If you’ve accidentally deleted a file in your home directory which existed earlier than the last snapshot, then you can retrieve the older copy from the snapshot. Simply find the version of the file you are after within the .snapshot structure, and copy it back into your home directory.

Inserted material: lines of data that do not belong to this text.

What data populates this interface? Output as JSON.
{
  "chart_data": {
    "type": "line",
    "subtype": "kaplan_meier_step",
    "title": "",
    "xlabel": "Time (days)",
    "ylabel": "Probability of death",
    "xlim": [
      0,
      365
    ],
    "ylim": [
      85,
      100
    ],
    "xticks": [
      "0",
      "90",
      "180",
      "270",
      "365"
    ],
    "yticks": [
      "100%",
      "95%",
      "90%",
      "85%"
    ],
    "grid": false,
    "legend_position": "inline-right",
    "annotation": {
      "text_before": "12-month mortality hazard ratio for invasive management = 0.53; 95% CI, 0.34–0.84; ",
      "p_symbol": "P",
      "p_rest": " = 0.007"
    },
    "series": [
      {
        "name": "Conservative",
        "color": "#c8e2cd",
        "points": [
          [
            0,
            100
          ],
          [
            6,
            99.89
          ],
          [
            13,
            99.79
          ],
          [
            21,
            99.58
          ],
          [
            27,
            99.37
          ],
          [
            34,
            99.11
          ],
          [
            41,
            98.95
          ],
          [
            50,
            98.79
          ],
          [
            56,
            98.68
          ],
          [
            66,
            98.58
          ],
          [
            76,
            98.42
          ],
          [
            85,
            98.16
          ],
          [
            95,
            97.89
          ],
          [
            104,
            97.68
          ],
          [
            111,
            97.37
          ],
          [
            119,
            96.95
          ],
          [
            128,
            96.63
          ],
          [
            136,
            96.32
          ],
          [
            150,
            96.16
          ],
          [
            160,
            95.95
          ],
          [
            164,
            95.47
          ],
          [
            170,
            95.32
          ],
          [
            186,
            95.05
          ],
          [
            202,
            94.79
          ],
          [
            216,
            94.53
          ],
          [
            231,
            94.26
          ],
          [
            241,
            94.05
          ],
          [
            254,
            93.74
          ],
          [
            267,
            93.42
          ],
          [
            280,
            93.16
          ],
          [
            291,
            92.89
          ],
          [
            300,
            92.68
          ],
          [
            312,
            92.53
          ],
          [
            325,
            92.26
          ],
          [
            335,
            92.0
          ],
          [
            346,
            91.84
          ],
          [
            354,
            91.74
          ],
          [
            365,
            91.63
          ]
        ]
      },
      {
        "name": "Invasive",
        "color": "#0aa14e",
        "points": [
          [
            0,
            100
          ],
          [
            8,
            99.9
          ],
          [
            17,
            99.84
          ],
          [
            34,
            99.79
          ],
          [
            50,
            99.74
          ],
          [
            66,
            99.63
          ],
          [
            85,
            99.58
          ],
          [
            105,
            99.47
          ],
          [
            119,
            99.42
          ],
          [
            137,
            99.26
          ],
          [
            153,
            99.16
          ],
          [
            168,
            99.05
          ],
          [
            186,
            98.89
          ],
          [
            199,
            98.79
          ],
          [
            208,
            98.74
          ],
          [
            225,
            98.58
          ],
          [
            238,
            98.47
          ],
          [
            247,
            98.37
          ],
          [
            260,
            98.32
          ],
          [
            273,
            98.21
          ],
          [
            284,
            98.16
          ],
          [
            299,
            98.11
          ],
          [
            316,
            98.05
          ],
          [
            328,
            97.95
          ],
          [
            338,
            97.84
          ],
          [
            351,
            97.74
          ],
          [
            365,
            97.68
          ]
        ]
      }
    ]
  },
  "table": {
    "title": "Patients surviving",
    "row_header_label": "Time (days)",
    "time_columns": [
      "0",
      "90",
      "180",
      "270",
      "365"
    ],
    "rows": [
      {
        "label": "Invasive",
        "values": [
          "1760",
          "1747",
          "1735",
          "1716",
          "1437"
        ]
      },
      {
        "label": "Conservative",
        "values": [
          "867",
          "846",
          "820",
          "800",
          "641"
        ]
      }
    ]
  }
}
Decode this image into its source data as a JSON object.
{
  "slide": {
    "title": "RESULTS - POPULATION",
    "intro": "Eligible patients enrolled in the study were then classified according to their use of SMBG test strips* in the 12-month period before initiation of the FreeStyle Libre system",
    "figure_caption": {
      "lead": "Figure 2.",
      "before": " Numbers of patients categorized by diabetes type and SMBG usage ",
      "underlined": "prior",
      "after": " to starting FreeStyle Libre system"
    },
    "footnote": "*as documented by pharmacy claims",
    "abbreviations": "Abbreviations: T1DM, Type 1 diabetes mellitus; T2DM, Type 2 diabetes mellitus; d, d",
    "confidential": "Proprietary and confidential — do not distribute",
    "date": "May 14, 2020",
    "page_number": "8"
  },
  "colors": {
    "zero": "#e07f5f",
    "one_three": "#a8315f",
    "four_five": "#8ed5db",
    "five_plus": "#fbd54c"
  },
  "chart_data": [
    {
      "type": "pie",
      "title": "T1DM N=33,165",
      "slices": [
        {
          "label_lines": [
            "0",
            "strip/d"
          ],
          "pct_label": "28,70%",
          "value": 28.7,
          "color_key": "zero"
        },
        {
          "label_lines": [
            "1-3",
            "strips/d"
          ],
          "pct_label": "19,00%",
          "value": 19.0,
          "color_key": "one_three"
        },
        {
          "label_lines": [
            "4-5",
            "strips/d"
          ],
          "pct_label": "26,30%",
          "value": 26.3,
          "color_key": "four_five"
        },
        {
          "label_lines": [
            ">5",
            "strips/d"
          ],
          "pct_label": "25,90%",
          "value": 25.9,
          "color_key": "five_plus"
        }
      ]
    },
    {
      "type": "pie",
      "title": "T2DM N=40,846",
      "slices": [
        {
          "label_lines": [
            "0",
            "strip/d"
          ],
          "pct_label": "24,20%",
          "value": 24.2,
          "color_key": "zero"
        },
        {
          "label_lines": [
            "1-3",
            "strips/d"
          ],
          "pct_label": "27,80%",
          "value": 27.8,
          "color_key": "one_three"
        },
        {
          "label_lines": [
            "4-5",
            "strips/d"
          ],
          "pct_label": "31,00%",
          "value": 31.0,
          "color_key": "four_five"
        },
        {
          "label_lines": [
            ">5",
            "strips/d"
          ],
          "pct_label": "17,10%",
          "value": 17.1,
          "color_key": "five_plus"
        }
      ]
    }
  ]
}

For example - assuming you have deleted a file ‘ARC-Introduction-2018-Hilary.pptx’ from folder $HOME/Documents by mistake. To recover it, the steps would be:

[$(arcus) Documents]$ pwd
/home/ouit0622/Documents

[$(arcus) Documents]$ ls -1
ARC-Introduction-2018-Hilary.pptx
arc_job_submission_exercises
arc_presentation
MATLAB

[$(arcus) Documents]$ rm ARC-Introduction-2018-Hilary.pptx

[$(arcus) Documents]$ ls -1
arc_job_submission_exercises
arc_presentation
MATLAB

[$(arcus) Documents]$ cd $HOME/.snapshot/
[$(arcus) .snapshot]$ ls -1tr
weekly.2020-08-02_0015
weekly.2020-07-26_0015
daily.2020-08-06_0010
hourly.2020-08-07_1105
hourly.2020-08-07_1005
hourly.2020-08-07_0905
daily.2020-08-07_0010
hourly.2020-08-07_1305
hourly.2020-08-07_1205
hourly.2020-08-07_1405

[$(arcus) .snapshot]$ cd hourly.2020-08-07_1405

[$(arcus) hourly.2020-08-07_1405]$ pwd
/home/ouit0622/.snapshot/hourly.2020-08-07_1405

[$(arcus) hourly.2020-08-07_1405]$ cd Documents

[$(arcus) Documents]$ ls -1
ARC-Introduction-2018-Hilary.pptx
arc_job_submission_exercises
arc_presentation
MATLAB

[$(arcus) Documents]$ cp ARC-Introduction-2018-Hilary.pptx $HOME/Documents

[$(arcus) Documents]$ $HOME/Documents/
[$(arcus) Documents]$ pwd
/home/ouit0622/Documents

[$(arcus) Documents]$ ls -1
ARC-Introduction-2018-Hilary.pptx
arc_job_submission_exercises
arc_presentation
MATLAB

Note: Snapshots do not take up space in the file system, i.e. they do not count towards your quota. If you are trying to determine where in your home directory space is used, you must exclude the .snapshot directory from your commands as otherwise the information would be incorrect.